ONE DAY: RYOKAN's Diary III
誰にだって訪れるさ どうしたって悪い日は 地雷と番犬と腰に機関銃 ドイツ製でもダメでしょう
 



JR東海が名古屋港金城埠頭に博物館を建設すると発表した。展示予定車両数35両というから、昨年大宮に移転オープンしたJR東日本・鉄道博物館が36両(+1)とほとんど同規模ということになる(ただし床面積は半分程度。なお大阪・弁天町の交通科学博物館は約20両)。
 現在、飯田線の佐久間レールパークやJR東海浜松工場等で保存している車両の大半が新博物館に移動するはずで、東海道新幹線車両の0系・100系(先頭車+二階建食堂車)・300系(博物館開業の頃には引退・廃車がかなり進行しているはず)やリニアモーターカー試作車などが並ぶことになる。もしかすると浜松に保管してあるはずの新幹線試作車両300X(もう一方の先頭車は米原のJR総研大型風洞施設に東日本・西日本の試作車両と並んで展示してある)も博物館に展示するかもしれない。
 佐久間レールパークは飯田線の中部天竜駅にあった機関区跡地を利用して設置されたが、手狭で保存車両の全てを展示しきれないことと都心からやや遠いこと、屋外展示のため貴重な車両が風雨で傷みやすい(これは小樽市総合博物館(旧交通記念館)や横川の碓氷峠鉄道文化むらでも抱える問題だが)こともあり、またJR東日本・西日本が以前から本格的な博物館施設を所有しており(といっても国鉄から引き継いだだけだが)最近になって九州でも九州鉄道記念館が整備され、四国もごく小規模ながら四国鉄道文化館が建設され(小樽の交通記念館は元々は国鉄が開設したもの)、以前から東武東急東京メトロなど博物館を所有している民鉄もあり、JR東海でもいずれ本格的なものを建設する計画はあったのだろうと思うが、ここにきてようやく、という感じである。

もともとJR東海の須田前会長(初代社長、現相談役)が鉄道マニアで、たしか現在は鉄道友の会会長にも就任されている筈だが、JR東海の貴重な車両の積極的な保存(「しなの」でデビューしたキハ181系の1号車がJR四国で廃車された後にわざわざ引き取ったりしている)や佐久間レールパークの開設、博物館構想などはすべて須田氏の指示という話なのだけど、後任の葛西現会長が経済人としての観点からの言動が目立ちJR東海の施策も経済面重視になっていったので、博物館構想もお蔵入りだろうなと思っていた。
 大宮の鉄道博物館が開業後たいへんな人気であることから、博物館への投資も十分ペイすると踏んだのかどうか。もっとも金城埠頭はJR線でなく(線路敷地はJRが所有しているが)あおなみ線で行くしかないので輸送面で儲かるわけではないだろうけど(開業以来赤字続きのあおなみ線にとっては嬉しいニュースだろう)

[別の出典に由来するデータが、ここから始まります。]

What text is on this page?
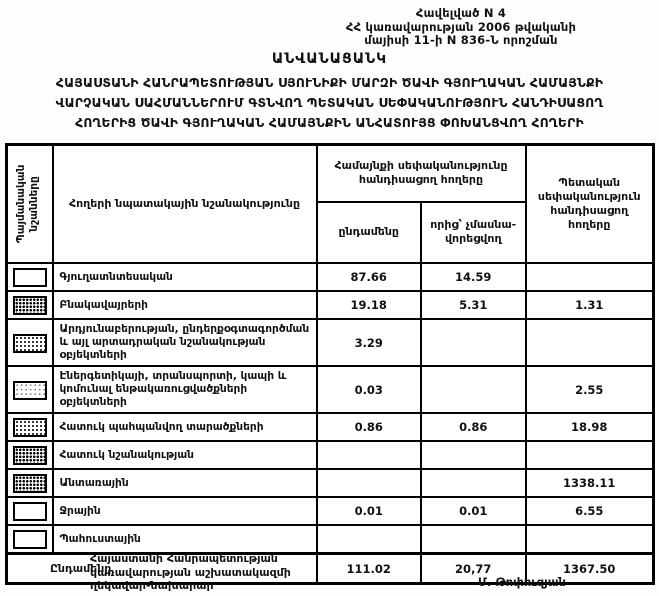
Հավելված N 4
ՀՀ կառավարության 2006 թվականի
մայիսի 11-ի N 836-Ն որոշման
ԱՆՎԱՆԱՑԱՆԿ
ՀԱՅԱՍՏԱՆԻ ՀԱՆՐԱՊԵՏՈՒԹՅԱՆ ՍՅՈՒՆԻՔԻ ՄԱՐԶԻ ԾԱՎԻ ԳՅՈՒՂԱԿԱՆ ՀԱՄԱՅՆՔԻ
ՎԱՐՉԱԿԱՆ ՍԱՀՄԱՆՆԵՐՈՒՄ ԳՏՆՎՈՂ ՊԵՏԱԿԱՆ ՍԵՓԱԿԱՆՈՒԹՅՈՒՆ ՀԱՆԴԻՍԱՑՈՂ
ՀՈՂԵՐԻՑ ԾԱՎԻ ԳՅՈՒՂԱԿԱՆ ՀԱՄԱՅՆՔԻՆ ԱՆՀԱՏՈՒՅՑ ՓՈԽԱՆՑՎՈՂ ՀՈՂԵՐԻ
Պայմանական նշանները	Հողերի նպատակային նշանակությունը	Համայնքի սեփականությունը հանդիսացող հողերը		Պետական սեփականություն հանդիսացող հողերը
		ընդամենը	որից՝ չմասնա-վորեցվող	
	Գյուղատնտեսական	87.66	14.59	
	Բնակավայրերի	19.18	5.31	1.31
	Արդյունաբերության, ընդերքօգտագործման և այլ արտադրական նշանակության օբյեկտների	3.29		
	Էներգետիկայի, տրանսպորտի, կապի և կոմունալ ենթակառուցվածքների օբյեկտների	0.03		2.55
	Հատուկ պահպանվող տարածքների	0.86	0.86	18.98
	Հատուկ նշանակության			
	Անտառային			1338.11
	Ջրային	0.01	0.01	6.55
	Պահուստային			
Ընդամենը		111.02	20,77	1367.50
Հայաստանի Հանրապետության
կառավարության աշխատակազմի
ղեկավար-նախարար	Մ. Թոփուզյան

名古屋近辺の企業博物館といえばトヨタ博物館産業技術記念館などトヨタ関連が有名だが、ノリタケの森銀行貨幣資料館(UFJ、旧東海銀行)、ミツカン酢の里なんかも面白い。個人的にはJRも作るんだしぜひ名鉄も本格的なものを(可児に資料館はあるが事前予約制かつ平日しか開館しておらず、名古屋からはやや距離がある上に狭く車両展示もない)と思うが、なかなか難しいだろうな。